Mittwoch, 21. Januar 2009

Die Liebesbriefe

Dieses Mal sollten sie nicht mehr mitwandern, ich wollte nicht mehr erinnert werden an Schmerz, Lügen, Schwüre, Angst, endgültig trennen wollte ich mich von ihnen: den Liebesbriefen, die mir die erste große Liebe zwischen 1975 und 1976 geschrieben hat.

Einen nur, in einen lese ich rein, dann kommen sie zum Altpapier, dachte ich, und ich las Meine wunderbarste Frau, Mein geliebtes Engerle, seitenweise Liebesbekundungen, und am Schluss immer dein dich liebender Mann, dieses Mann und Frau sein war uns damals wichtig gewesen, für immer wollten wir's sein. 1990 ist er gestorben, an einer Überdosis, unsere gemeinsamen vier Jahre waren von seiner Sucht gezeichnet gewesen.
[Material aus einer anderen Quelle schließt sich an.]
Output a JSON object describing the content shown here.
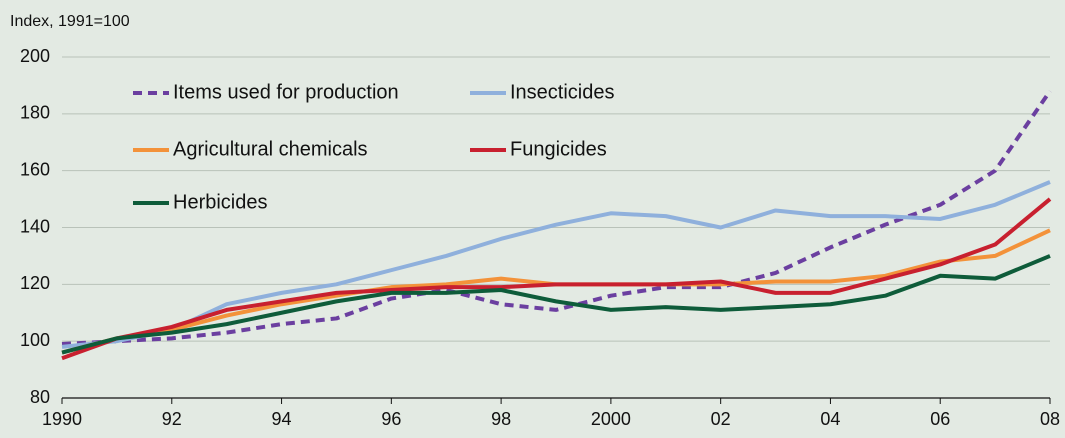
{
  "chart_data": {
    "type": "line",
    "y_axis_label": "Index, 1991=100",
    "x": [
      1990,
      1991,
      1992,
      1993,
      1994,
      1995,
      1996,
      1997,
      1998,
      1999,
      2000,
      2001,
      2002,
      2003,
      2004,
      2005,
      2006,
      2007,
      2008
    ],
    "xlim": [
      1990,
      2008
    ],
    "xticks": [
      1990,
      {
        "value": 1992,
        "label": "92"
      },
      {
        "value": 1994,
        "label": "94"
      },
      {
        "value": 1996,
        "label": "96"
      },
      {
        "value": 1998,
        "label": "98"
      },
      2000,
      {
        "value": 2002,
        "label": "02"
      },
      {
        "value": 2004,
        "label": "04"
      },
      {
        "value": 2006,
        "label": "06"
      },
      {
        "value": 2008,
        "label": "08"
      }
    ],
    "ylim": [
      80,
      200
    ],
    "yticks": [
      80,
      100,
      120,
      140,
      160,
      180,
      200
    ],
    "grid": true,
    "series": [
      {
        "name": "Items used for production",
        "color": "#6b3fa0",
        "dashed": true,
        "values": [
          99,
          100,
          101,
          103,
          106,
          108,
          115,
          118,
          113,
          111,
          116,
          119,
          119,
          124,
          133,
          141,
          148,
          160,
          188
        ]
      },
      {
        "name": "Insecticides",
        "color": "#8fb0dc",
        "values": [
          98,
          100,
          104,
          113,
          117,
          120,
          125,
          130,
          136,
          141,
          145,
          144,
          140,
          146,
          144,
          144,
          143,
          148,
          156
        ]
      },
      {
        "name": "Agricultural chemicals",
        "color": "#f3923a",
        "values": [
          96,
          101,
          104,
          109,
          113,
          116,
          119,
          120,
          122,
          120,
          120,
          120,
          120,
          121,
          121,
          123,
          128,
          130,
          139
        ]
      },
      {
        "name": "Fungicides",
        "color": "#c8202f",
        "values": [
          94,
          101,
          105,
          111,
          114,
          117,
          118,
          119,
          119,
          120,
          120,
          120,
          121,
          117,
          117,
          122,
          127,
          134,
          150
        ]
      },
      {
        "name": "Herbicides",
        "color": "#0e5c3a",
        "values": [
          96,
          101,
          103,
          106,
          110,
          114,
          117,
          117,
          118,
          114,
          111,
          112,
          111,
          112,
          113,
          116,
          123,
          122,
          130
        ]
      }
    ]
  }
}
Aber im Lesen dieses einen Briefes erinnerte ich mich nur an das erste Entflammen, Brennen, das verzehrende Lieben. Und ich nahm die Briefe und bettete sie sorgsam in eine größere, schönere Schachtel. Sie bleiben bei mir.

Dienstag, 20. Januar 2009

Zwei kleine Italiener ...

... die träumen von kommen aus Napoli.

Ein wesentlicher Punkt des Projektes Übersiedlung kann abgehakt werden: Nachmieter gefunden, was aufgrund einer vorzeitigen Auflösung des Mietvertrages meinerseits unabdingbar war.
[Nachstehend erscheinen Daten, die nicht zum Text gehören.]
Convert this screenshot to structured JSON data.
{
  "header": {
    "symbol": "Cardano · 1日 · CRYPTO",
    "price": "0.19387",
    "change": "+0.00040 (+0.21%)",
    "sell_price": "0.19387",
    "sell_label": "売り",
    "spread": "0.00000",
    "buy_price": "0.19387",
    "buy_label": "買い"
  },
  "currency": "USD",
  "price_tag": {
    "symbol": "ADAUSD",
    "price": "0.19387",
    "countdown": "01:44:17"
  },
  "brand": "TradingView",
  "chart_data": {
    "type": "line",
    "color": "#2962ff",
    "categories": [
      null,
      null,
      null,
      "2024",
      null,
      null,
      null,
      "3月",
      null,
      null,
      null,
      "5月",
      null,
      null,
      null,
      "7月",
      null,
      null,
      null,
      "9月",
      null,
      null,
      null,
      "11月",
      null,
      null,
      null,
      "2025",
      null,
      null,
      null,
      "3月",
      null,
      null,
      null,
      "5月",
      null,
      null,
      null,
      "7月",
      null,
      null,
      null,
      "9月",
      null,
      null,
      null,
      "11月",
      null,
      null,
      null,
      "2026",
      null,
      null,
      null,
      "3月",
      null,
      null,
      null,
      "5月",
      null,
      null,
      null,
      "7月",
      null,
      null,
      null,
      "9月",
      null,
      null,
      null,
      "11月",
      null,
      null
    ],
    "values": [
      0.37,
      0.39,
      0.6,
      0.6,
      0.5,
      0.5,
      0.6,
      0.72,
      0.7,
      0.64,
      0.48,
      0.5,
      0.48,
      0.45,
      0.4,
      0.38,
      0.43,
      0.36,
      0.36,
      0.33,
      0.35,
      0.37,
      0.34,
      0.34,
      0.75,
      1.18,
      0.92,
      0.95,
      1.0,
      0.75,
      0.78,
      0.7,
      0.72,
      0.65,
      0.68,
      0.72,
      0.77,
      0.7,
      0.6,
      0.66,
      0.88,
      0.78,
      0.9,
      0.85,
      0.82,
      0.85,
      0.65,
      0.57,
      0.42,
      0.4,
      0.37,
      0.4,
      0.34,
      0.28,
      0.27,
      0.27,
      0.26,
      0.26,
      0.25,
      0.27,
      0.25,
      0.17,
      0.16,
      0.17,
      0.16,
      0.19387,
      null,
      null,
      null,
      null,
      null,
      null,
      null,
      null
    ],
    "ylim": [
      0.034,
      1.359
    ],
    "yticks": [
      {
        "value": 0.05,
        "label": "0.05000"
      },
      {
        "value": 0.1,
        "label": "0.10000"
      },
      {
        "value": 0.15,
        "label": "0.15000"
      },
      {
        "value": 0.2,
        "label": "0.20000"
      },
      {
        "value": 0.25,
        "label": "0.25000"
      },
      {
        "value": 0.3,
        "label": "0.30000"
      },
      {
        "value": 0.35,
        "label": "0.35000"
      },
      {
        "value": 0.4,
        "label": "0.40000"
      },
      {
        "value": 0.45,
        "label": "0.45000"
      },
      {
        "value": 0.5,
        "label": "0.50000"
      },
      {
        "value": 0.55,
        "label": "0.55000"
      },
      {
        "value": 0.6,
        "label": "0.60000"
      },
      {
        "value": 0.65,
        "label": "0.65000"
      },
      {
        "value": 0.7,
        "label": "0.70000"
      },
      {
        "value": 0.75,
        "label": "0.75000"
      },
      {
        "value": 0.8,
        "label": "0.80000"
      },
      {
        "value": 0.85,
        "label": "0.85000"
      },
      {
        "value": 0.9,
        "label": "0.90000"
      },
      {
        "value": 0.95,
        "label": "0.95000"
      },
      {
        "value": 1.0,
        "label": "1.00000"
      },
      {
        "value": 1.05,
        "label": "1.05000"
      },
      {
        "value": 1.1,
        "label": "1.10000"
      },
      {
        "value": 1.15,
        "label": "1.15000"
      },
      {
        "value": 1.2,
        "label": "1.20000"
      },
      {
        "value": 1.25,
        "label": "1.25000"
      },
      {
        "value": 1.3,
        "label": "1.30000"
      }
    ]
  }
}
Es sind tatsächlich zwei kleine Italiener aus Neapel, die von den "individuellen" Bedingungen der Wohnung (rustikaler Wandverbau in Eiche als Überbleibsel eines ehemaligen Büros, der mir als kostbarer Stauraum für gesammelte Taten und Werke diente) wenig Federlesens machen: fascimmo n'ufficio!
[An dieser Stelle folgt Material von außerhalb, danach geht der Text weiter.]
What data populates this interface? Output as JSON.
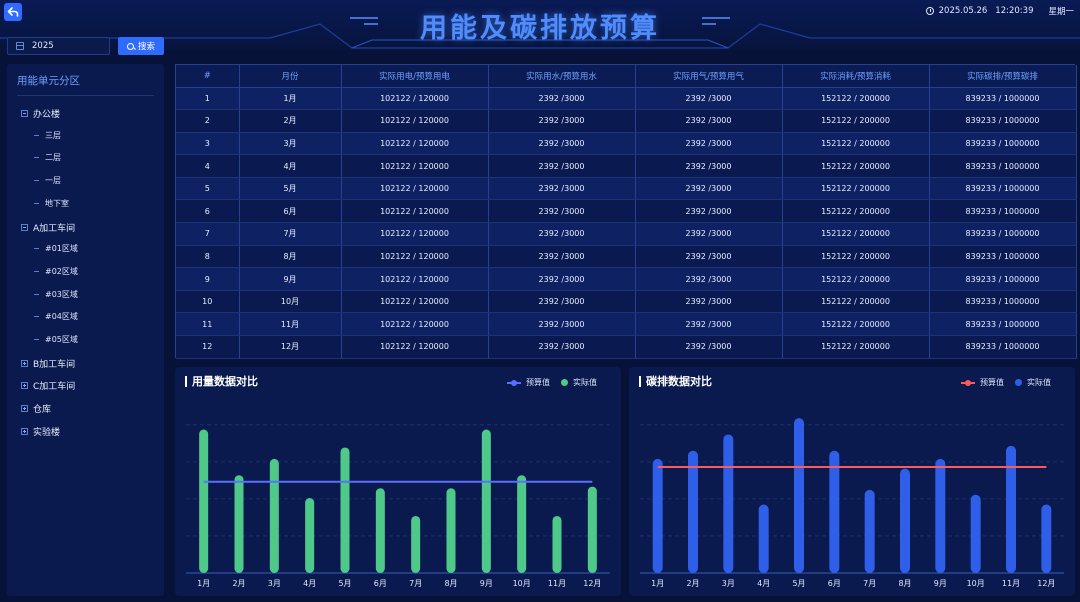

Das erinnert mich an jene ferne glückliche Zeit, als ich in der Stille der Unibibliothek saß und unter dem vom langen Sommer gebliebenen Eindruck der wie ständiger Gesang nachhallenden Spracherfahrung eine neapolitanische Grammatik studierte.

Jetzt aber auf der Tagesordnung: innert zwei Tagen das, was ich hab und gut ist, auf die lebensnotwendige Hälfte zu komprimieren, auf dass es Platz finde im neuen Mini-Heim. Kinder, braucht ihr das alles wirklich noch?

Sonntag, 18. Januar 2009

zögerlich, aber doch:

Umzug!

Weshalb sich Geschichten von gestern ansammeln.

Montag, 12. Januar 2009

gütlich tun

tua fei güatla sagt die urwüchsige, dem Unterland verwurzelte Freundin gerne, wenn sie ihren Kindern oder auch anderen den Rat gibt, sanft und behutsam vorzugehen, nicht zu eilen und zu drängen.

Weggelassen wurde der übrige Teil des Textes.